Congress doesn't trust Zuckerberg

The last hearing Mark Zuckerberg attended in Washington DC let him off easy, but yesterday's Congress hearing was a little different: Congress seems unilaterally pissed at Facebook, on Libra and beyond.

The processions were much spicier than previously seen, with a particular focus on elections and how Facebook is allowing politicians to skirt misinformation on the social network, with advertising. One of the best moments came when Alexandria Ocasio-Cortez, Democrat for New York, ran Zuckerberg through a series of hypothetical ads with lies in them, leaving the CEO befuddled as to his own rules. 

One exchange saw Zuckerberg grilled for Facebook being an "accelerant in many of the destructive political fights around the world," saying that "Facebook has been systemically found at the scene of the crime, [...] do you think that’s just a coincidence?"

When it came back to Libra, these were the underlying narratives: why should Facebook created to do anything like this, when it hasn't even cleaned up its existing mess properly? Rep. Nydia Velázquez asked Zuckerberg if he understood "why this record makes us concerned with Facebook entering the cryptocurrency space? Do you realize that you and Facebook have a credibility issue here?"

Trying to prove to the committee that Libra was beyond Facebook's control now, Zuckerberg said that Facebook won't agree to move forward on Libra unless all US regulatory authorities consent but that the Libra Association was not under its control. That means that Facebook would be "forced to leave the Association" if they proceed with Libra, anyway.

What really crystallized from this hearing was simple: the government is starting to understand how big Facebook is, and is increasingly weary of leaving it to its own devices. It doesn't, however, understand what to do about it, and currently is acting more like a growling dog than a unified front. Pissed off, but incoherent about whether it'll do something about it.

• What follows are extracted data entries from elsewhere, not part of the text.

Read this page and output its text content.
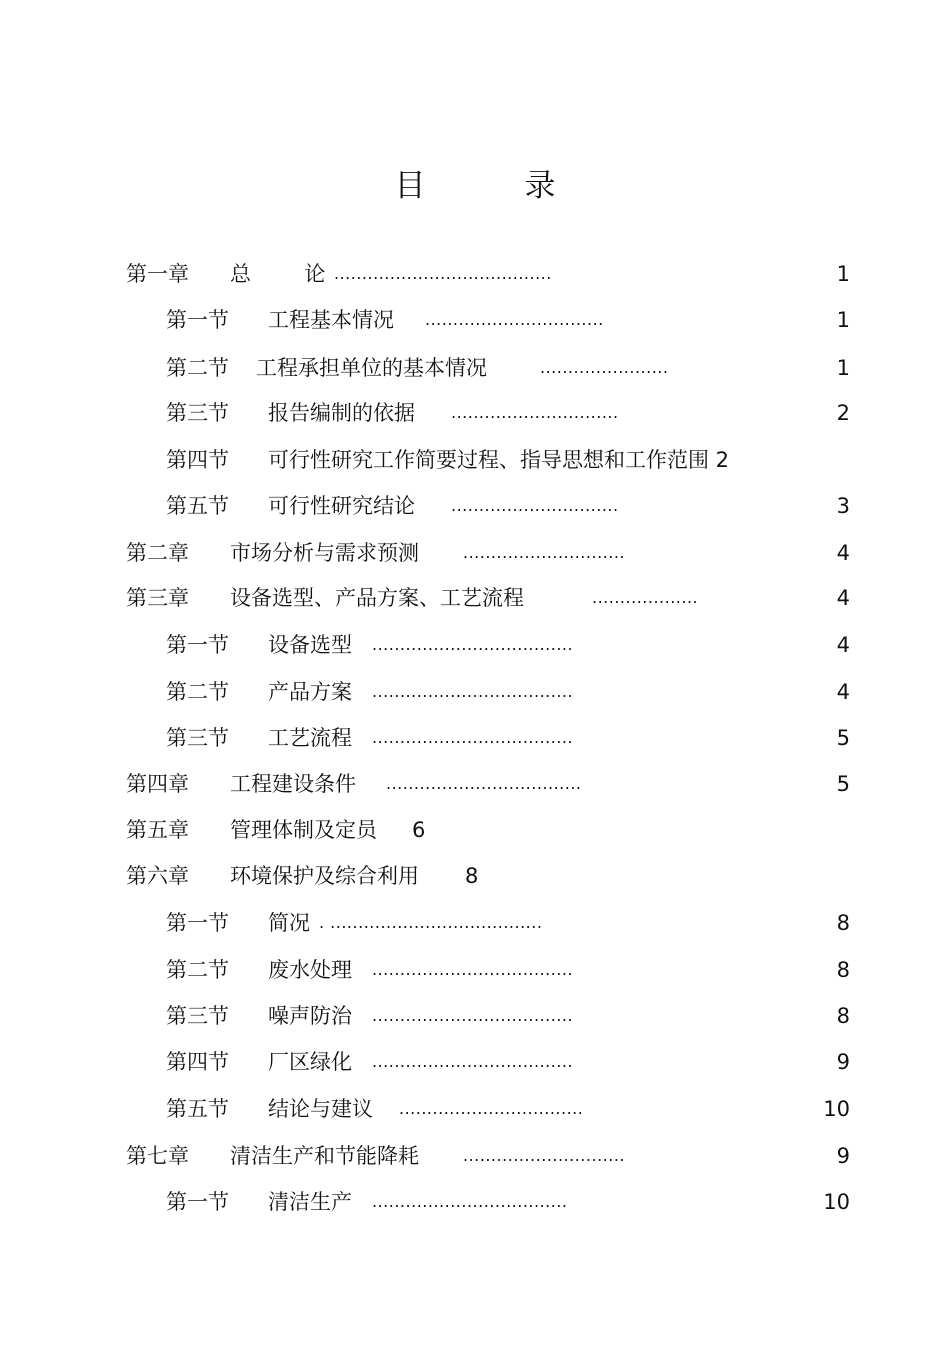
目　录
第一章 总        论 .......................................	1
第一节 工程基本情况 ................................	1
第二节 工程承担单位的基本情况	.......................	1
第三节 报告编制的依据 ..............................	2
第四节 可行性研究工作简要过程、指导思想和工作范围 2
第五节 可行性研究结论 ..............................	3
第二章 市场分析与需求预测	.............................	4
第三章 设备选型、产品方案、工艺流程	...................	4
第一节 设备选型 ....................................	4
第二节 产品方案 ....................................	4
第三节 工艺流程 ....................................	5
第四章 工程建设条件 ...................................	5
第五章 管理体制及定员 6
第六章 环境保护及综合利用 8
第一节 简况 . ......................................	8
第二节 废水处理 ....................................	8
第三节 噪声防治 ....................................	8
第四节 厂区绿化 ....................................	9
第五节 结论与建议 .................................	10
第七章 清洁生产和节能降耗	.............................	9
第一节 清洁生产 ...................................	10
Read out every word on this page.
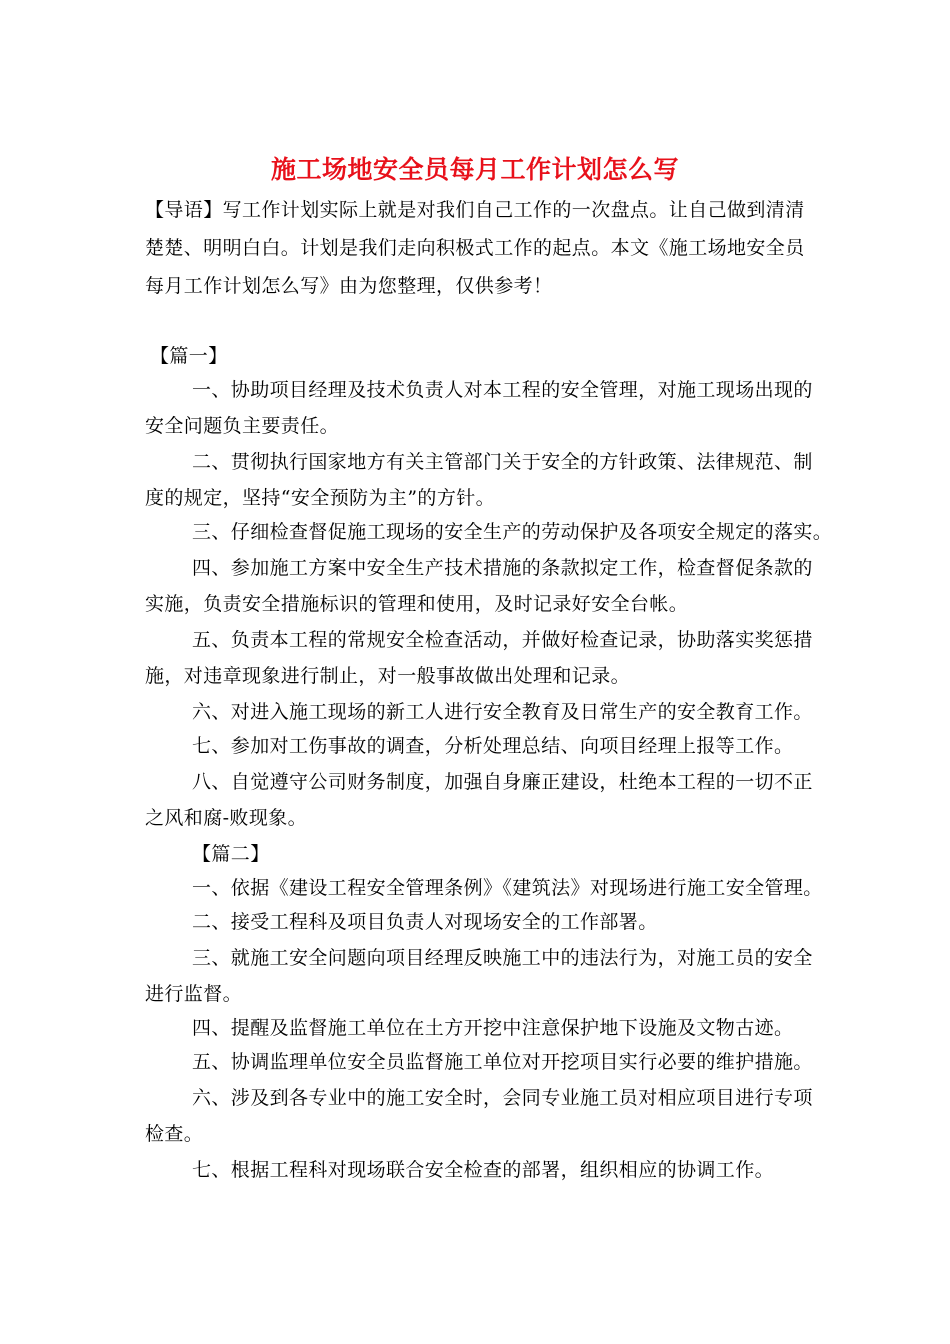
施工场地安全员每月工作计划怎么写
【导语】写工作计划实际上就是对我们自己工作的一次盘点。让自己做到清清
楚楚、明明白白。计划是我们走向积极式工作的起点。本文《施工场地安全员
每月工作计划怎么写》由为您整理，仅供参考！
【篇一】
一、协助项目经理及技术负责人对本工程的安全管理，对施工现场出现的
安全问题负主要责任。
二、贯彻执行国家地方有关主管部门关于安全的方针政策、法律规范、制
度的规定，坚持“安全预防为主”的方针。
三、仔细检查督促施工现场的安全生产的劳动保护及各项安全规定的落实。
四、参加施工方案中安全生产技术措施的条款拟定工作，检查督促条款的
实施，负责安全措施标识的管理和使用，及时记录好安全台帐。
五、负责本工程的常规安全检查活动，并做好检查记录，协助落实奖惩措
施，对违章现象进行制止，对一般事故做出处理和记录。
六、对进入施工现场的新工人进行安全教育及日常生产的安全教育工作。
七、参加对工伤事故的调查，分析处理总结、向项目经理上报等工作。
八、自觉遵守公司财务制度，加强自身廉正建设，杜绝本工程的一切不正
之风和腐-败现象。
【篇二】
一、依据《建设工程安全管理条例》《建筑法》对现场进行施工安全管理。
二、接受工程科及项目负责人对现场安全的工作部署。
三、就施工安全问题向项目经理反映施工中的违法行为，对施工员的安全
进行监督。
四、提醒及监督施工单位在土方开挖中注意保护地下设施及文物古迹。
五、协调监理单位安全员监督施工单位对开挖项目实行必要的维护措施。
六、涉及到各专业中的施工安全时，会同专业施工员对相应项目进行专项
检查。
七、根据工程科对现场联合安全检查的部署，组织相应的协调工作。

It feels like Libra is up against a wider problem: that it's spawned an understanding that Facebook needs to be regulated, somehow. That's the reason just 24 hours before this hearing even started, 47 attorney general's announced an antitrust investigation into the company. But, I'll hazard a bet the outcome will be the same as it's been for the last year: it's difficult to follow the antitrust playbook on this, because Facebook is a whole new type of monopoly. 

A monopoly on connections, with other people, is really hard to unravel. Nobody knows what will happen, for better or for worse, if Facebook were to be broken up as is tradition. 

Yet, leaving it as one monolithic beast is even scarier still. Especially when you consider that it's business as usual for now, launching things like a news tab in the app on Friday, with $200M in funding as a dangled carrot, to get news sites to stop complaining.


Tab Dump

Twitter missed earnings, but returns to user growth
The company blamed missed earnings for "revenue product issues" which reduced growth. Despite that miss, users actually grew for once, at 145 million versus 124 million a year ago (that's 17% growth, not bad).

The Fortnite Chapter 2 event broke a bunch of records
Not only did the Fortnite event last week, where the game was sucked into a black hole for 48 hours, break Akamai's CDN traffic record (100 Tbps, sustained on the network), it broke the Twitch audience record as well.